Comme tous les ouvrages de Julien Green celui-ci est teinté de mysticisme, d’une préoccupation pour la lutte entre le bien et le mal qui se traduit dans des personnages complexes à la psychologie fine, toute en nuances. La trame politique est très présente (un vrai cours d’histoire des Etats-Unis !) et la question de l’esclavagisme et de la guerre de sécession est abordée de façon frontale. Le livre s’attaque d’ailleurs à ce mythe très répandu aujourd’hui du «bon Nord anti-esclavagiste», le Nord étant surtout à l’époque dans un développement industriel massif où la présence d’un cheap labor comme des esclaves libérés ne pouvait qu’être économiquement rentable. Les trames psychologiques cohérentes et complexes et le maillage avec la situation politique sont sans doute les deux grandes qualités de ce roman. C’est aussi un livre qui s’appuie sur les secrets de famille, ce qui me passionne toujours. Malheureusement, l’arbre généalogique en fin d’ouvrage m’avait donné trop de clés et même permit de prédire la fin.
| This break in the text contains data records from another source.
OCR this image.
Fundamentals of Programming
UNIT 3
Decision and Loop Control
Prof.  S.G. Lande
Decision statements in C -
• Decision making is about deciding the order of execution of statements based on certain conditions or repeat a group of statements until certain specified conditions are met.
Le rythme de ce roman est aussi très particulier. Les 1000 pages couvrent une année dont les 400 premières pages couvrent à peine une semaine. Difficile à croire, pourtant on ne s’ennuie pas vraiment. En fait j’ai plongé dans ce livre qui m’a complètement absorbée même si j’ai été agacée par certains aspects : le ton trop classique et certaines incohérences d’énigme (dans la première moitié du livre, la petite Hilda est bien intrigante et on pressent que quelque chose en elle a souffert énormément, mais elle finit par disparaître complètement de l’ouvrage et on n’en a plus de nouvelles). De plus je suis très irritable pour certains détails comme le fait qu’au début du roman, les tantes d’Elizabeth vouvoient leurs enfants… quand elles les tutoient tout au long du roman ! Bon ceci dit, il y a aussi quelque chose d’un peu exagérément mélodramatique dans tout ce récit. Mais j’ai quand même mis la suite, Les étoiles du Sud, bien haut placée dans ma liste à lire… pour un autre moment où j’aurai besoin de m’oublier dans la vie d’une autre, bien loin de la mienne.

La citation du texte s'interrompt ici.